Memory Staleness Caveats

Memories older than 1 day get a caveat injected into the prompt that makes Claude second-guess them. If you have stable memories that shouldn't be doubted, reset the modification time:

Terminal

touch ~/.claude/projects/<project>/memory/important_memory.md

Auto-Extraction Behaviour

Runs as a forked sub-agent after every N turns
Has a 5-turn budget max per extraction run
Sandboxed to only write to the memory directory
Skips if you manually wrote to memory in the same turn
Throttled by GrowthBook feature flags

Tip

Explicitly saying "remember this" is more reliable than hoping auto-extraction catches it, because auto-extraction has throttling and conflict detection that can cause it to skip turns.

Tool Permission Tricks

Commands That Never Prompt

These read-only commands are auto-approved in default permission mode -- no dialog, no delay:

Category	Auto-Approved Commands
Git	`git log`, `git show`, `git diff`, `git status`, `git config --get`, `git branch`, `git remote`
Files	`cat`, `head`, `tail`, `less`, `more`, `file`, `strings`, `od`, `xxd`, `hexdump`
Search	`grep`, `rg`, `find`, `fd`, `locate`, `which`, `type`
Docker	`docker ps`, `docker logs`, `docker inspect`, `docker images`
Other	`xargs` (read-only), `jq`, `pyright`

Agent Optimisation

Explore Agent Uses Haiku (Cheapest Model)

The built-in Explore agent runs on Haiku for external builds. It's read-only, skips CLAUDE.md loading, and is designed for fire-and-forget codebase searches. Use it liberally without worrying about cost.

Medium Impact

Build Custom Agents on Haiku

Create cheap, specialised agents in ~/.claude/agents/ or .claude/agents/:

.claude/agents/test-runner.md

---
name: test-runner
description: Run tests and report results
tools: [Bash, Read, Glob]
model: haiku
maxTurns: 10
---
You are a test runner agent.
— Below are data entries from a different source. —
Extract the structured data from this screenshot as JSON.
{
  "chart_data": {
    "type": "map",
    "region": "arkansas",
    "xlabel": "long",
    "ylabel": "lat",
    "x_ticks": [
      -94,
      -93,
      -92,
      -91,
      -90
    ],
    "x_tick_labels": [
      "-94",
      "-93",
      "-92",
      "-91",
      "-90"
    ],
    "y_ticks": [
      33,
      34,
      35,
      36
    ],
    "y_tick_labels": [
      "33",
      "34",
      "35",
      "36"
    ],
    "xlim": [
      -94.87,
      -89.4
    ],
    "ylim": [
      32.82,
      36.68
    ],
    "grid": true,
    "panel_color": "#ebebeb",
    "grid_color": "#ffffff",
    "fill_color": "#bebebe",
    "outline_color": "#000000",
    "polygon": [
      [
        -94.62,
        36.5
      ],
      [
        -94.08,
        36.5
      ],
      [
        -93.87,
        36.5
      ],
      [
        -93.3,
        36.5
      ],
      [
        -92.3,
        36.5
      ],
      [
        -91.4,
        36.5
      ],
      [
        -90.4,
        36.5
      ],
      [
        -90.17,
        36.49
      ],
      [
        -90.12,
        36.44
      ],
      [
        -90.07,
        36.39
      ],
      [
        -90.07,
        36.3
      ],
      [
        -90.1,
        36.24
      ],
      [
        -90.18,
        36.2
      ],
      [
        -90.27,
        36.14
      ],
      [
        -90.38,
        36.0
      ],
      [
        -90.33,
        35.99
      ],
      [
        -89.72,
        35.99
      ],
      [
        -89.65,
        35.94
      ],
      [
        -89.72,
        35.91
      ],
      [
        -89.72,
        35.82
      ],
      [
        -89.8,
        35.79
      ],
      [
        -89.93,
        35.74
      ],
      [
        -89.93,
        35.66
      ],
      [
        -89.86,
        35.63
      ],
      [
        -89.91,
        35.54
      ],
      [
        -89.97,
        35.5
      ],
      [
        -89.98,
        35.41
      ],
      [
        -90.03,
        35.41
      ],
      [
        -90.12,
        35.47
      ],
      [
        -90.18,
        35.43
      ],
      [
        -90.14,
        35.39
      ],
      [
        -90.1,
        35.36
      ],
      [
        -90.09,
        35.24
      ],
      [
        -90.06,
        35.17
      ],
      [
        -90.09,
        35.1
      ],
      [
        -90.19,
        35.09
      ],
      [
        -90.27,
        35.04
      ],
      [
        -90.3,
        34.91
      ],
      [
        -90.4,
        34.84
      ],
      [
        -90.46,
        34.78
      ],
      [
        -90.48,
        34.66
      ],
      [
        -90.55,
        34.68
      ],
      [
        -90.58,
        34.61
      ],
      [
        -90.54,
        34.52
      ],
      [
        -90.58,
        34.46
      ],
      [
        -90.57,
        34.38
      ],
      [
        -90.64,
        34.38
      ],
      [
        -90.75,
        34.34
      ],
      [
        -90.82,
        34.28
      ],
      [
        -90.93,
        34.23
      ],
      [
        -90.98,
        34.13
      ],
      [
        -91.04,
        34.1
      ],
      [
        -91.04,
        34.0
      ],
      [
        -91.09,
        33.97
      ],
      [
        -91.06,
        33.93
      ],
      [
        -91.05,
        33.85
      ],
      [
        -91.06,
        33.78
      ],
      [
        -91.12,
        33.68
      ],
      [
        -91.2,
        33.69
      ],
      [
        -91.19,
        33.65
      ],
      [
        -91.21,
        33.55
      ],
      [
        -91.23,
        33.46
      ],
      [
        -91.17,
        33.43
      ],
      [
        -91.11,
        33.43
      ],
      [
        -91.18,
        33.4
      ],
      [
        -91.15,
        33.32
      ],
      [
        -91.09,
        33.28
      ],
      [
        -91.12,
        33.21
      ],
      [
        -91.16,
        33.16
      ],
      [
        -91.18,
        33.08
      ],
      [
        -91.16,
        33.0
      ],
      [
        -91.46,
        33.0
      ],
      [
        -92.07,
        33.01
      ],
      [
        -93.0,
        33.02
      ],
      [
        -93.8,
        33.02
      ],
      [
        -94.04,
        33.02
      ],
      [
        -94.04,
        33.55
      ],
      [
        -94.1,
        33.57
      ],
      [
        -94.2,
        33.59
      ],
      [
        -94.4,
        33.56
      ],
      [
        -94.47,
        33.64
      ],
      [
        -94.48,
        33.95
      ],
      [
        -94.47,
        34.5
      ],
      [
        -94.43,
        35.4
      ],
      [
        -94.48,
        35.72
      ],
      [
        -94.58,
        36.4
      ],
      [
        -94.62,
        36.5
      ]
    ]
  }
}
Run the test suite and report failures concisely.
Do not explain the failures in detail -- just list them.

Full Agent Frontmatter Options

Agent Frontmatter Reference

---
name: my-agent                    # Required: agent type identifier
description: What this agent does # Required: shown in UI and prompt
tools: [Read, Bash, Glob]        # Optional: tool allowlist (default: all)
disallowedTools: [Write]          # Optional: tool denylist
model: haiku                      # Optional: model override (haiku/sonnet/opus)
effort: high                      # Optional: effort level
maxTurns: 20                      # Optional: turn limit
memory: project                   # Optional: memory scope (user/project/local)
isolation: worktree               # Optional: run in git worktree
background: true                  # Optional: run in background by default
color: red                        # Optional: UI colour
skills: skill1, skill2            # Optional: skills to preload
initialPrompt: /run-tests         # Optional: slash command on start
permissionMode: plan              # Optional: permission mode override
mcpServers: [slack, github]       # Optional: MCP servers to connect
---

Cost Reduction Cheat Sheet

Ordered by estimated impact:

CLAUDE_CODE_SIMPLE=1 for automated/scripted pipelines -- massive prompt reduction
Use Explore agent for searches -- runs on Haiku, skips CLAUDE.md
Keep CLAUDE.md short -- it's injected on every turn
Custom compact instructions -- /compact keep only X prevents re-doing work
Create Haiku-based custom agents for repetitive tasks (linting, testing, searching)
Set CLAUDE_CODE_MAX_CONTEXT_TOKENS lower if you don't need the full window
Disable auto-memory (CLAUDE_CODE_DISABLE_AUTO_MEMORY=1) if you don't use it
Disable background tasks (DISABLE_BACKGROUND_TASKS=1) for short scripted sessions

Compaction Tricks

Microcompaction Runs Silently

Two types happen before every API call without you knowing:

Cached microcompaction: Deletes oldest tool results via API cache_edits (preserves prompt cache)
Time-based microcompaction: If idle >60 minutes, clears old tool results (cache expired anyway)

Why This Matters

If you step away for an hour and come back, your oldest tool results have been silently removed. This is why Claude sometimes says "let me re-read that file" after breaks -- the earlier read result was garbage-collected.

Compaction Circuit Breaker

After 3 consecutive auto-compact failures, the system stops retrying. If compaction seems stuck, run /compact manually to reset the circuit breaker.